As a down-to-earth, honest-to-goodness reporter, it was
JimmyMcGuire covering any major event who had his story finished and
filed in plain, simple prose while the clever wordsmiths and colour
writers were still searching for their first sentence.

There was
an air of unflappable competence about him, which is why his sobriquet
of “faither” never seemed misplaced, even when it came from people
several years his senior.

During those 20 years, there were a couple of occasions on which he made the news instead of reporting it.

The
first was in 1967, when he was awarded the MBE, the second was 10 years
later when the Scottish Arts Council presented him with the Munro Award
for outstanding services to journalism.

Named after Neil Munro,
newspaper editor and novelist, it had only previously been won by
creative writers such as Jack House and Ian Archer. If anything, it was
the later prize that gave him the greater pride and satisfaction since
he felt it was recognition, not only for him, but for the scores of
other unsung reporters who are the lifeblood of any newspaper.

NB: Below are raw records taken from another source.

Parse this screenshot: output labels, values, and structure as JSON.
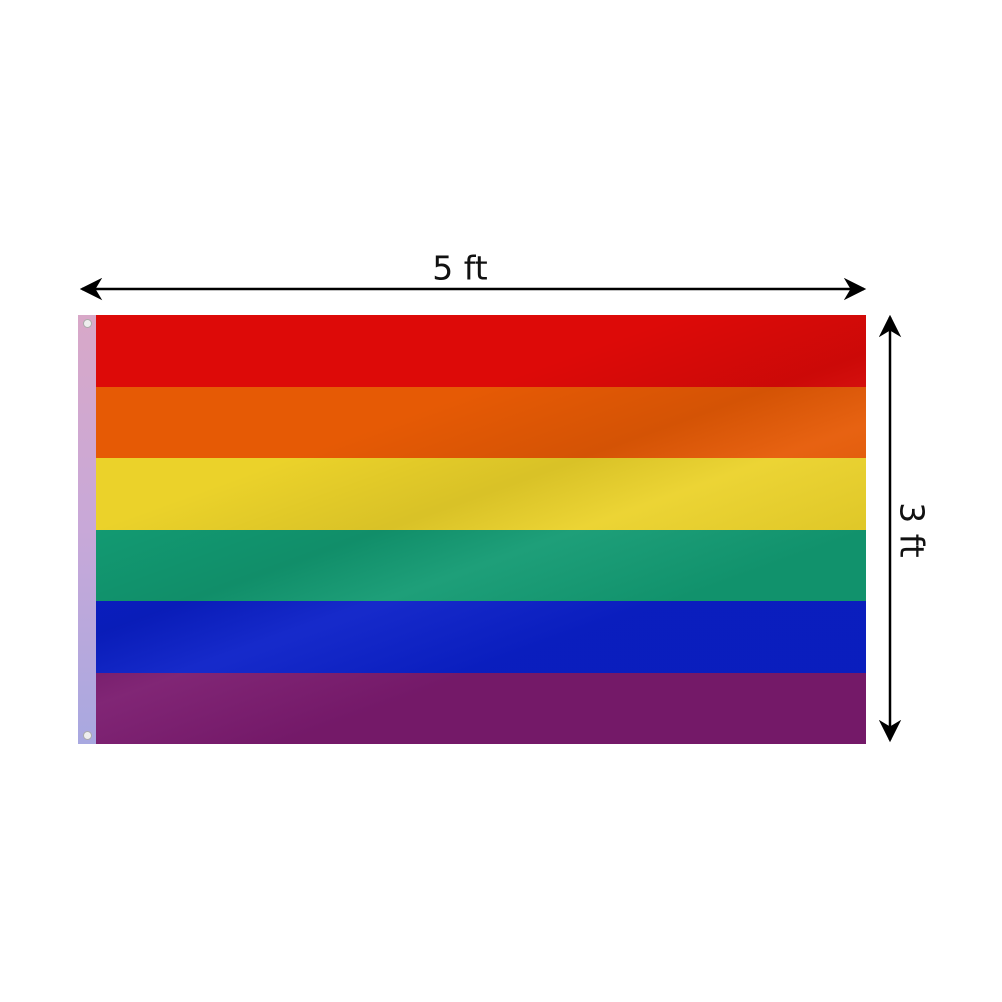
{
  "dimensions": {
    "width_label": "5 ft",
    "height_label": "3 ft"
  },
  "flag": {
    "stripe_colors": [
      "#dd0a08",
      "#e65a05",
      "#ebd22a",
      "#129a72",
      "#0a1fc8",
      "#7a1a6e"
    ]
  }
}
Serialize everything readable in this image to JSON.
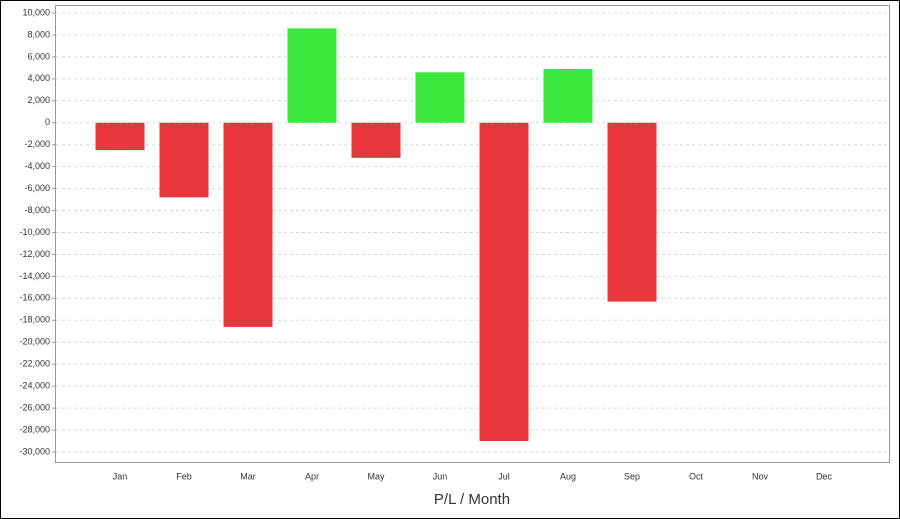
{
  "chart_data": {
    "type": "bar",
    "title": "P/L / Month",
    "categories": [
      "Jan",
      "Feb",
      "Mar",
      "Apr",
      "May",
      "Jun",
      "Jul",
      "Aug",
      "Sep",
      "Oct",
      "Nov",
      "Dec"
    ],
    "values": [
      -2500,
      -6800,
      -18600,
      8600,
      -3200,
      4600,
      -29000,
      4900,
      -16300,
      null,
      null,
      null
    ],
    "positive_color": "#3de83d",
    "negative_color": "#e8383d",
    "ylim": [
      -30000,
      10000
    ],
    "yticks": [
      {
        "value": 10000,
        "label": "10,000"
      },
      {
        "value": 8000,
        "label": "8,000"
      },
      {
        "value": 6000,
        "label": "6,000"
      },
      {
        "value": 4000,
        "label": "4,000"
      },
      {
        "value": 2000,
        "label": "2,000"
      },
      0,
      {
        "value": -2000,
        "label": "-2,000"
      },
      {
        "value": -4000,
        "label": "-4,000"
      },
      {
        "value": -6000,
        "label": "-6,000"
      },
      {
        "value": -8000,
        "label": "-8,000"
      },
      {
        "value": -10000,
        "label": "-10,000"
      },
      {
        "value": -12000,
        "label": "-12,000"
      },
      {
        "value": -14000,
        "label": "-14,000"
      },
      {
        "value": -16000,
        "label": "-16,000"
      },
      {
        "value": -18000,
        "label": "-18,000"
      },
      {
        "value": -20000,
        "label": "-20,000"
      },
      {
        "value": -22000,
        "label": "-22,000"
      },
      {
        "value": -24000,
        "label": "-24,000"
      },
      {
        "value": -26000,
        "label": "-26,000"
      },
      {
        "value": -28000,
        "label": "-28,000"
      },
      {
        "value": -30000,
        "label": "-30,000"
      }
    ],
    "grid": true
  }
}
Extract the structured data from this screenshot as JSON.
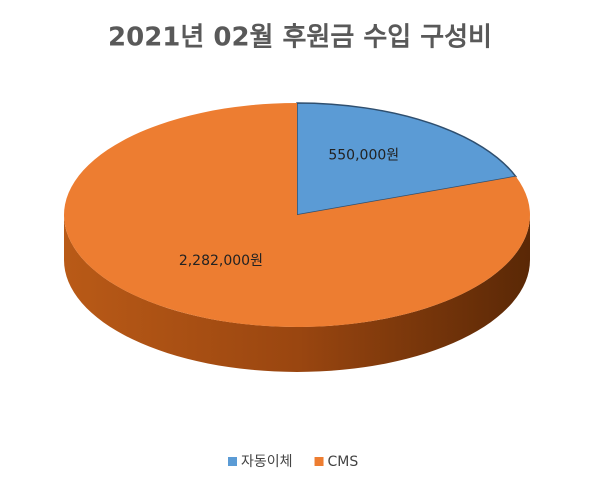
{
  "chart_data": {
    "type": "pie",
    "title": "2021년 02월 후원금 수입 구성비",
    "categories": [
      "자동이체",
      "CMS"
    ],
    "values": [
      550000,
      2282000
    ],
    "value_labels": [
      "550,000원",
      "2,282,000원"
    ],
    "colors": [
      "#5b9bd5",
      "#ed7d31"
    ],
    "legend": "bottom"
  }
}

Those
same unsung reporters could think of no-one who deserved it more.

In
1978, McGuire made the transition from poacher to gamekeeper when he
joined the South of Scotland Electricity Board as a public relations
officer. He would have been appalled to be regarded in the same light
as the modern spin doctor since he brought the standards of fairness,
accuracy and integrity that were his hallmark as a reporter, to the
SSEB’s dealings with customers, staff and other power generators all
over Europe.

His time with the board was brought to a premature
conclusion because of mobility problems posed by the onset of a form of
multiple sclerosis.

But it was his job that defined the man. There was an occasion when he made it home in time to watch News at Ten with his wife.

“Isn’t that Peter Sissons reading the news?” she inquired innocently. “I thought he was only a reporter.”

He claimed jokingly never to have fully forgiven that remark.

In
hindsight, he would probably have regarded it as a fitting epitaph,
but, in truth, Jimmy McGuire was never only a reporter, he was the
reporter.

McGuire, who was 78,is survived by Connie, his wife of 53 years, two daughters and five grandchildren.